4. Descendant: All nodes in the subtree of a node are descendants of this node

5. Node Level: specifies that the root node is at layer 1, the number of layers of any other node is the number of layers of its parent node plus 1

6. Depth of the tree: The largest level among all nodes in the tree is the depth of the tree

Represents seven trees

7.1 tree representation of the list List tree representation shown above have great drawbacks, assuming a depth of the tree is very large, and can not guarantee that all child nodes of the tree have three, it will cause a large degree of waste.

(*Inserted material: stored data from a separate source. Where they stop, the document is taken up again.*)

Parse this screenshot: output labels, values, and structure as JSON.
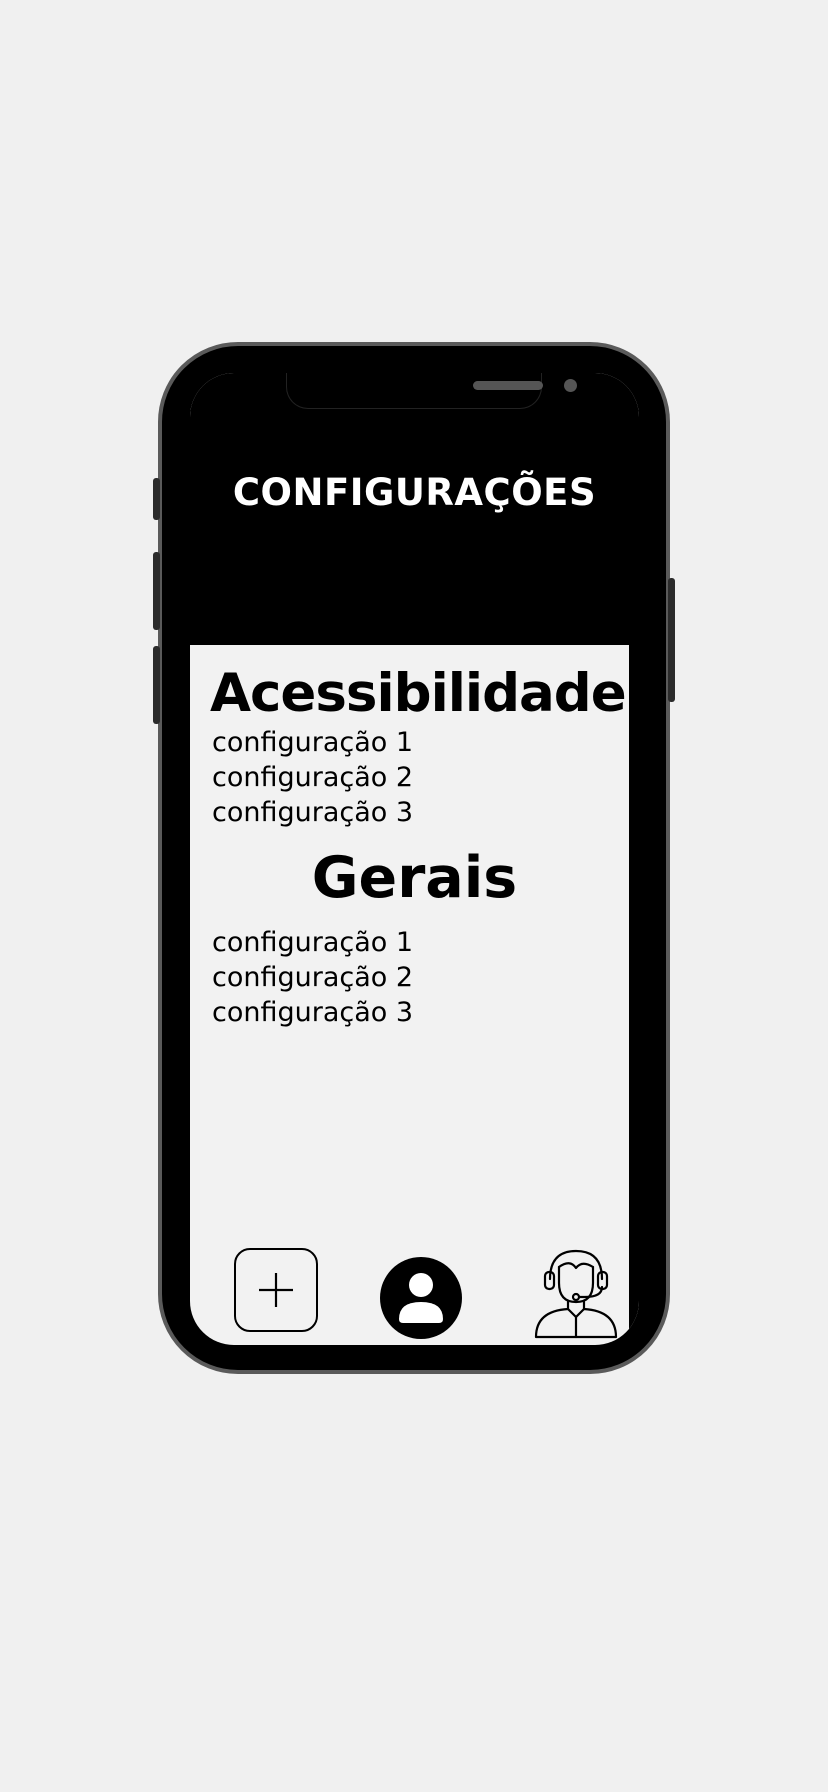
{
  "header": {
    "title": "CONFIGURAÇÕES"
  },
  "sections": [
    {
      "heading": "Acessibilidade",
      "items": [
        "configuração 1",
        "configuração 2",
        "configuração 3"
      ]
    },
    {
      "heading": "Gerais",
      "items": [
        "configuração 1",
        "configuração 2",
        "configuração 3"
      ]
    }
  ],
  "bottom_nav": {
    "items": [
      {
        "icon": "plus-icon"
      },
      {
        "icon": "user-profile-icon"
      },
      {
        "icon": "customer-support-headset-icon"
      }
    ]
  },
  "colors": {
    "background": "#f0f0f0",
    "phone_frame": "#000000",
    "phone_border": "#5a5a5a",
    "screen_background": "#f2f2f2",
    "header_background": "#000000",
    "header_text": "#ffffff",
    "text": "#000000"
  }
}
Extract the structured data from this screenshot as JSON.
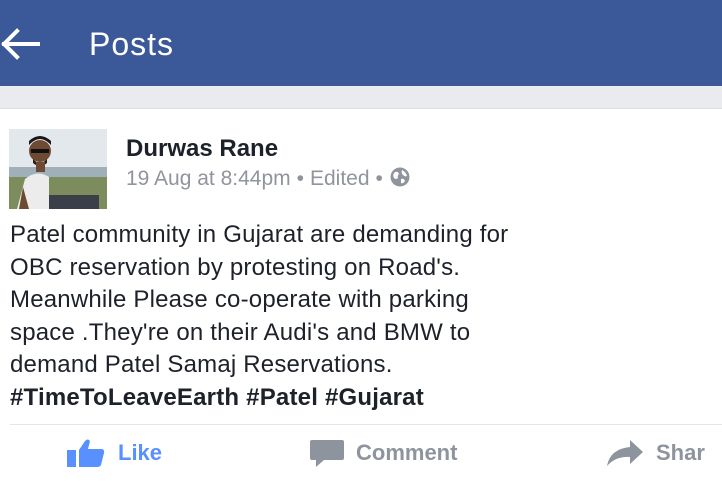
{
  "header": {
    "back_icon": "arrow-left-icon",
    "title": "Posts",
    "background_color": "#3b5998"
  },
  "post": {
    "author": "Durwas Rane",
    "date": "19 Aug at 8:44pm",
    "separator": "•",
    "edited": "Edited",
    "privacy_icon": "globe-icon",
    "body_lines": [
      "Patel community in Gujarat are demanding for",
      "OBC reservation by protesting on Road's.",
      "Meanwhile Please co-operate with parking",
      "space .They're on their Audi's and BMW to",
      "demand Patel Samaj Reservations."
    ],
    "hashtags": [
      "#TimeToLeaveEarth",
      "#Patel",
      "#Gujarat"
    ]
  },
  "actions": {
    "like": "Like",
    "comment": "Comment",
    "share": "Shar",
    "like_color": "#5890ff",
    "muted_color": "#8d949e"
  }
}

7.2 list tree (son - brother) notation

In order to solve the waste will be represented by one of ordinary space list tree defects, we can set two link list pointers, a link to son nodes, links to another sibling node, as shown below: Tree representation shown above has been perfectly adequate, but if we list tree represents the rotation angle of 45 °, will find as follows: After a 45 ° angle of rotation, we will find a binary tree (a tree node has at most two sub-nodes), that is in fact the most common tree can represent binary tree, that is to say as long as we have thoroughly studied the binary tree , that is, we have thoroughly studied the tree.